Original Recipe: 'Clover Club' (Book 5, 1936)
Speed: 5 mins. | Serves: 1
40 ml Gin
30 ml Grenadine Syrup or Raspberry Puree
60 ml Orange Juice
60 ml Lemon Juice
A few drops of Angostura Bitters
⚠️ 1 egg white (can be substituted with 1 tbsp. honey. See note below and proceed with caution.)
⚠️ READ ME FIRST: Eating and cooking with RAW EGGS ⚠️
Our understanding of food hygiene, science and medicine has come a very long way in quite a short time, really when you think about how long humans have been cooking (according to the National Geographic, this was ‘sometime between 1.8 million and 400,000 years ago’). We learn more and more each year, so it’s not surprising that now and then we do stumble upon a recipe that looks great but has us scratching our heads a bit about whether one part of the method or ingredient is a good idea.
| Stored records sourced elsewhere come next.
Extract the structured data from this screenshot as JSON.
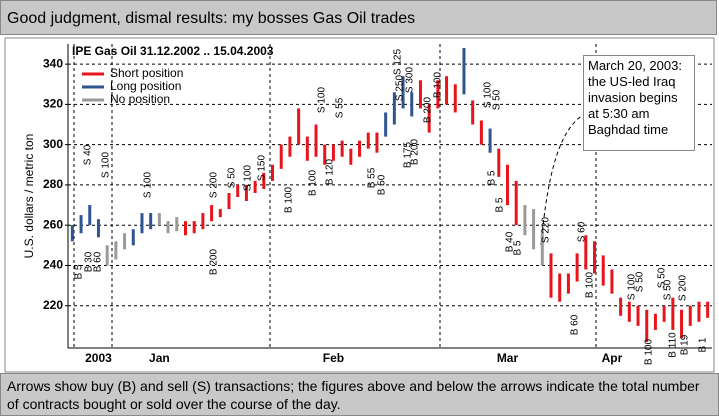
{
  "header_title": "Good judgment, dismal results: my bosses Gas Oil trades",
  "caption": "Arrows show buy (B) and sell (S) transactions; the figures above and below the arrows indicate the total number of contracts bought or sold over the course of the day.",
  "chart_data": {
    "type": "hilo",
    "title": "IPE Gas Oil 31.12.2002 .. 15.04.2003",
    "y_label": "U.S. dollars / metric ton",
    "ylim": [
      199,
      350
    ],
    "yticks": [
      220,
      240,
      260,
      280,
      300,
      320,
      340
    ],
    "grid": true,
    "categories": [
      null,
      null,
      null,
      "2003",
      null,
      null,
      null,
      null,
      null,
      null,
      "Jan",
      null,
      null,
      null,
      null,
      null,
      null,
      null,
      null,
      null,
      null,
      null,
      null,
      null,
      null,
      null,
      null,
      null,
      null,
      null,
      "Feb",
      null,
      null,
      null,
      null,
      null,
      null,
      null,
      null,
      null,
      null,
      null,
      null,
      null,
      null,
      null,
      null,
      null,
      null,
      null,
      "Mar",
      null,
      null,
      null,
      null,
      null,
      null,
      null,
      null,
      null,
      null,
      null,
      "Apr",
      null,
      null,
      null,
      null,
      null,
      null,
      null,
      null,
      null,
      null,
      null
    ],
    "series": [
      {
        "name": "Short position",
        "color": "#e8141b",
        "high": [
          null,
          null,
          null,
          null,
          null,
          null,
          null,
          null,
          null,
          null,
          null,
          null,
          null,
          262,
          262,
          266,
          270,
          268,
          276,
          280,
          280,
          282,
          286,
          290,
          300,
          304,
          318,
          304,
          310,
          300,
          300,
          302,
          298,
          302,
          306,
          306,
          null,
          null,
          null,
          null,
          332,
          320,
          332,
          334,
          330,
          null,
          322,
          312,
          null,
          298,
          290,
          282,
          null,
          null,
          null,
          246,
          236,
          236,
          246,
          255,
          252,
          245,
          238,
          224,
          222,
          220,
          218,
          216,
          220,
          224,
          218,
          220,
          222,
          222
        ],
        "low": [
          null,
          null,
          null,
          null,
          null,
          null,
          null,
          null,
          null,
          null,
          null,
          null,
          null,
          255,
          256,
          258,
          262,
          264,
          268,
          274,
          272,
          276,
          278,
          282,
          288,
          294,
          300,
          292,
          294,
          290,
          292,
          294,
          290,
          294,
          298,
          296,
          null,
          null,
          null,
          null,
          318,
          306,
          318,
          320,
          316,
          null,
          310,
          300,
          null,
          284,
          270,
          260,
          null,
          null,
          null,
          224,
          222,
          226,
          232,
          238,
          236,
          230,
          226,
          215,
          212,
          210,
          202,
          208,
          212,
          208,
          204,
          210,
          212,
          214
        ]
      },
      {
        "name": "Long position",
        "color": "#2e5590",
        "high": [
          260,
          265,
          270,
          263,
          null,
          null,
          null,
          258,
          266,
          266,
          null,
          null,
          null,
          null,
          null,
          null,
          null,
          null,
          null,
          null,
          null,
          null,
          null,
          null,
          null,
          null,
          null,
          null,
          null,
          null,
          null,
          null,
          null,
          null,
          null,
          null,
          316,
          326,
          334,
          326,
          null,
          null,
          null,
          null,
          null,
          348,
          null,
          null,
          308,
          null,
          null,
          null,
          null,
          null,
          null,
          null,
          null,
          null,
          null,
          null,
          null,
          null,
          null,
          null,
          null,
          null,
          null,
          null,
          null,
          null,
          null,
          null,
          null,
          null
        ],
        "low": [
          252,
          256,
          260,
          254,
          null,
          null,
          null,
          250,
          256,
          258,
          null,
          null,
          null,
          null,
          null,
          null,
          null,
          null,
          null,
          null,
          null,
          null,
          null,
          null,
          null,
          null,
          null,
          null,
          null,
          null,
          null,
          null,
          null,
          null,
          null,
          null,
          304,
          310,
          318,
          314,
          null,
          null,
          null,
          null,
          null,
          325,
          null,
          null,
          296,
          null,
          null,
          null,
          null,
          null,
          null,
          null,
          null,
          null,
          null,
          null,
          null,
          null,
          null,
          null,
          null,
          null,
          null,
          null,
          null,
          null,
          null,
          null,
          null,
          null
        ]
      },
      {
        "name": "No position",
        "color": "#999999",
        "high": [
          null,
          null,
          null,
          null,
          250,
          252,
          256,
          null,
          null,
          null,
          266,
          262,
          264,
          null,
          null,
          null,
          null,
          null,
          null,
          null,
          null,
          null,
          null,
          null,
          null,
          null,
          null,
          null,
          null,
          null,
          null,
          null,
          null,
          null,
          null,
          null,
          null,
          null,
          null,
          null,
          null,
          null,
          null,
          null,
          null,
          null,
          null,
          null,
          null,
          null,
          null,
          null,
          270,
          268,
          258,
          null,
          null,
          null,
          null,
          null,
          null,
          null,
          null,
          null,
          null,
          null,
          null,
          null,
          null,
          null,
          null,
          null,
          null,
          null
        ],
        "low": [
          null,
          null,
          null,
          null,
          240,
          243,
          248,
          null,
          null,
          null,
          260,
          256,
          257,
          null,
          null,
          null,
          null,
          null,
          null,
          null,
          null,
          null,
          null,
          null,
          null,
          null,
          null,
          null,
          null,
          null,
          null,
          null,
          null,
          null,
          null,
          null,
          null,
          null,
          null,
          null,
          null,
          null,
          null,
          null,
          null,
          null,
          null,
          null,
          null,
          null,
          null,
          null,
          255,
          248,
          240,
          null,
          null,
          null,
          null,
          null,
          null,
          null,
          null,
          null,
          null,
          null,
          null,
          null,
          null,
          null,
          null,
          null,
          null,
          null
        ]
      }
    ],
    "annotations": [
      "S 40",
      "S 100",
      "B 5",
      "B 30",
      "B 60",
      "S 100",
      "S 200",
      "B 200",
      "S 50",
      "S 100",
      "S 150",
      "B 100",
      "B 100",
      "S 100",
      "B 120",
      "S 55",
      "B 55",
      "B 50",
      "S 125",
      "S 250",
      "S 300",
      "B 175",
      "B 200",
      "B 200",
      "B 100",
      "S 100",
      "S 50",
      "B 5",
      "B 5",
      "B 40",
      "B 5",
      "S 220",
      "S 60",
      "B 100",
      "B 60",
      "S 100",
      "S 50",
      "S 50",
      "S 50",
      "B 100",
      "S 200",
      "B 110",
      "B 19",
      "B 1"
    ],
    "callout": "March 20, 2003: the US-led Iraq invasion begins at 5:30 am Baghdad time"
  }
}
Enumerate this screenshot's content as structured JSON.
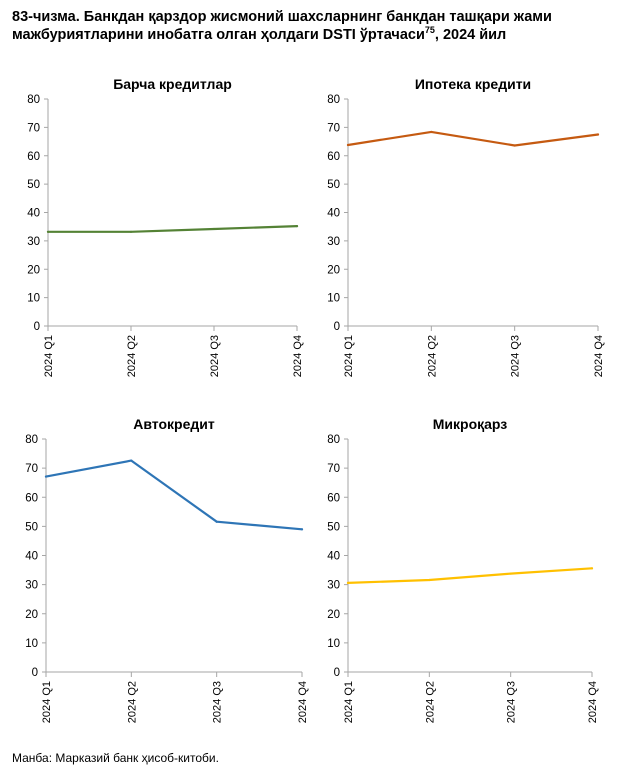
{
  "header": {
    "title_main": "83-чизма. Банкдан қарздор жисмоний шахсларнинг банкдан ташқари жами мажбуриятларини инобатга олган ҳолдаги DSTI ўртачаси",
    "title_sup": "75",
    "title_end": ", 2024 йил"
  },
  "footer": {
    "source": "Манба: Марказий банк ҳисоб-китоби."
  },
  "chart_data": [
    {
      "type": "line",
      "title": "Барча кредитлар",
      "categories": [
        "2024 Q1",
        "2024 Q2",
        "2024 Q3",
        "2024 Q4"
      ],
      "yticks": [
        0,
        10,
        20,
        30,
        40,
        50,
        60,
        70,
        80
      ],
      "ylim": [
        0,
        80
      ],
      "values": [
        33.2,
        33.2,
        34.2,
        35.2
      ],
      "color": "#548235",
      "grid": false,
      "legend": "none"
    },
    {
      "type": "line",
      "title": "Ипотека кредити",
      "categories": [
        "2024 Q1",
        "2024 Q2",
        "2024 Q3",
        "2024 Q4"
      ],
      "yticks": [
        0,
        10,
        20,
        30,
        40,
        50,
        60,
        70,
        80
      ],
      "ylim": [
        0,
        80
      ],
      "values": [
        63.8,
        68.4,
        63.6,
        67.5
      ],
      "color": "#C55A11",
      "grid": false,
      "legend": "none"
    },
    {
      "type": "line",
      "title": "Автокредит",
      "categories": [
        "2024 Q1",
        "2024 Q2",
        "2024 Q3",
        "2024 Q4"
      ],
      "yticks": [
        0,
        10,
        20,
        30,
        40,
        50,
        60,
        70,
        80
      ],
      "ylim": [
        0,
        80
      ],
      "values": [
        67.1,
        72.6,
        51.6,
        49.0
      ],
      "color": "#2E75B6",
      "grid": false,
      "legend": "none"
    },
    {
      "type": "line",
      "title": "Микроқарз",
      "categories": [
        "2024 Q1",
        "2024 Q2",
        "2024 Q3",
        "2024 Q4"
      ],
      "yticks": [
        0,
        10,
        20,
        30,
        40,
        50,
        60,
        70,
        80
      ],
      "ylim": [
        0,
        80
      ],
      "values": [
        30.6,
        31.6,
        33.8,
        35.6
      ],
      "color": "#FFC000",
      "grid": false,
      "legend": "none"
    }
  ]
}
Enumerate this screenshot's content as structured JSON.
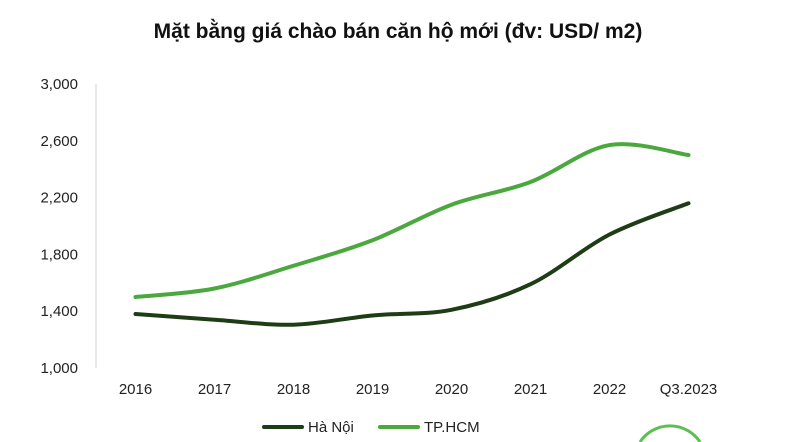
{
  "chart_data": {
    "type": "line",
    "title": "Mặt bằng giá chào bán căn hộ mới (đv: USD/ m2)",
    "categories": [
      "2016",
      "2017",
      "2018",
      "2019",
      "2020",
      "2021",
      "2022",
      "Q3.2023"
    ],
    "y_ticks": [
      "1,000",
      "1,400",
      "1,800",
      "2,200",
      "2,600",
      "3,000"
    ],
    "ylim": [
      1000,
      3000
    ],
    "grid": false,
    "legend_position": "bottom",
    "series": [
      {
        "name": "Hà Nội",
        "color": "#1e3d16",
        "values": [
          1380,
          1340,
          1305,
          1370,
          1410,
          1590,
          1940,
          2160
        ]
      },
      {
        "name": "TP.HCM",
        "color": "#4aa83e",
        "values": [
          1500,
          1560,
          1720,
          1900,
          2150,
          2310,
          2570,
          2500
        ]
      }
    ]
  }
}
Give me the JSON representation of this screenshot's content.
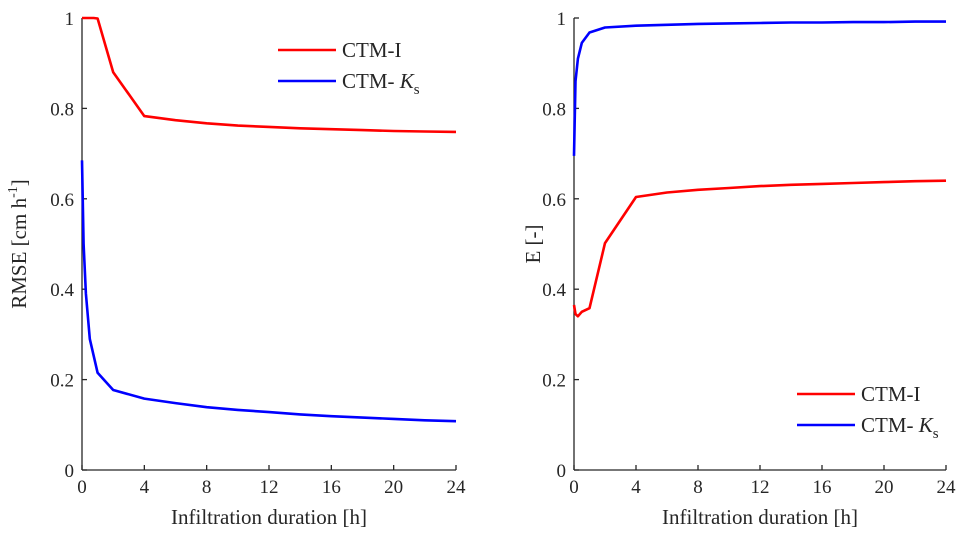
{
  "chart_data": [
    {
      "type": "line",
      "xlabel": "Infiltration duration [h]",
      "ylabel": "RMSE [cm h",
      "ylabel_sup": "-1",
      "ylabel_end": "]",
      "xlim": [
        0,
        24
      ],
      "ylim": [
        0,
        1
      ],
      "xticks": [
        "0",
        "4",
        "8",
        "12",
        "16",
        "20",
        "24"
      ],
      "yticks": [
        "0",
        "0.2",
        "0.4",
        "0.6",
        "0.8",
        "1"
      ],
      "legend_position": "top-right",
      "grid": false,
      "series": [
        {
          "name": "CTM-I",
          "legend_main": "CTM-I",
          "legend_italic": "",
          "legend_sub": "",
          "color": "#ff0000",
          "x": [
            0,
            0.25,
            0.5,
            0.75,
            1,
            2,
            4,
            6,
            8,
            10,
            12,
            14,
            16,
            18,
            20,
            22,
            24
          ],
          "y": [
            1.0,
            1.0,
            1.0,
            1.0,
            0.999,
            0.88,
            0.783,
            0.774,
            0.767,
            0.762,
            0.759,
            0.756,
            0.754,
            0.752,
            0.75,
            0.749,
            0.748
          ]
        },
        {
          "name": "CTM- Ks",
          "legend_main": "CTM- ",
          "legend_italic": "K",
          "legend_sub": "s",
          "color": "#0000ff",
          "x": [
            0,
            0.1,
            0.25,
            0.5,
            1,
            2,
            4,
            6,
            8,
            10,
            12,
            14,
            16,
            18,
            20,
            22,
            24
          ],
          "y": [
            0.685,
            0.5,
            0.39,
            0.29,
            0.215,
            0.177,
            0.158,
            0.148,
            0.139,
            0.133,
            0.128,
            0.123,
            0.119,
            0.116,
            0.113,
            0.11,
            0.108
          ]
        }
      ]
    },
    {
      "type": "line",
      "xlabel": "Infiltration duration [h]",
      "ylabel": "E [-]",
      "ylabel_sup": "",
      "ylabel_end": "",
      "xlim": [
        0,
        24
      ],
      "ylim": [
        0,
        1
      ],
      "xticks": [
        "0",
        "4",
        "8",
        "12",
        "16",
        "20",
        "24"
      ],
      "yticks": [
        "0",
        "0.2",
        "0.4",
        "0.6",
        "0.8",
        "1"
      ],
      "legend_position": "bottom-right",
      "grid": false,
      "series": [
        {
          "name": "CTM-I",
          "legend_main": "CTM-I",
          "legend_italic": "",
          "legend_sub": "",
          "color": "#ff0000",
          "x": [
            0,
            0.1,
            0.25,
            0.5,
            1,
            2,
            4,
            6,
            8,
            10,
            12,
            14,
            16,
            18,
            20,
            22,
            24
          ],
          "y": [
            0.365,
            0.345,
            0.34,
            0.35,
            0.358,
            0.502,
            0.604,
            0.614,
            0.62,
            0.624,
            0.628,
            0.631,
            0.633,
            0.635,
            0.637,
            0.639,
            0.64
          ]
        },
        {
          "name": "CTM- Ks",
          "legend_main": "CTM- ",
          "legend_italic": "K",
          "legend_sub": "s",
          "color": "#0000ff",
          "x": [
            0,
            0.1,
            0.25,
            0.5,
            1,
            2,
            4,
            6,
            8,
            10,
            12,
            14,
            16,
            18,
            20,
            22,
            24
          ],
          "y": [
            0.695,
            0.86,
            0.91,
            0.945,
            0.968,
            0.979,
            0.983,
            0.985,
            0.987,
            0.988,
            0.989,
            0.99,
            0.99,
            0.991,
            0.991,
            0.992,
            0.992
          ]
        }
      ]
    }
  ]
}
This was the case with this recipe as one of the ingredients is raw egg white. Eating raw eggs has been known to be potentially dangerous for a few decades now. Raw and partially cooked eggs and their shells can contain a bacteria called Salmonella which can cause food poisoning and more serious complications for vulnerable people. For this reason you must be careful and do your reading before attempting this recipe and skip the egg white altogether if serving to someone who may be particularly vulnerable, or just to be safe overall. Add a tablespoonful of honey instead!
Every country has different guidance when it comes to eating/cooking with raw or semi-raw egg yolk, so be sure to refer to the right information. As we live in the UK we went straight to the NHS guidance page which says that it is considered safe to eat raw or lightly cooked eggs here UNLESS they are:
🔹 not British Lion stamped;
🔹 not hen eggs (e.g. duck or quail eggs);
🔹 from outside the UK.
We followed the ‘rules’ carefully choosing our eggs, and drinking our cocktails up right away. Stay safe, everyone!
1. Add all ingredients to a cocktail shaker with sufficient ice (around a cup's worth), secure and shake for a minute or so.
2. Pour into a champagne glass once the mixture is properly iced.
3. Add a cocktail stick with a maraschino cherry stuck through, balanced on top of the glass.
4. Serve at once.
Note: Sticking to brands that were available in the 1910s - 1930s, we used the following:
Gordon's Gin (1769)
Monin Syrups (1912)
Angostura Bitters (1824)
Cocktail cherries by Bennett Opie Ltd. 'Opies', (1880)
Original Recipe for 'Clover Club'
'BOOK 5': Cookery Illustrated and Household Management (1936)
By: Elizabeth Craig
Publisher: Odhams Press Limited (Long Acre, London, W.C.2, England, U.K.)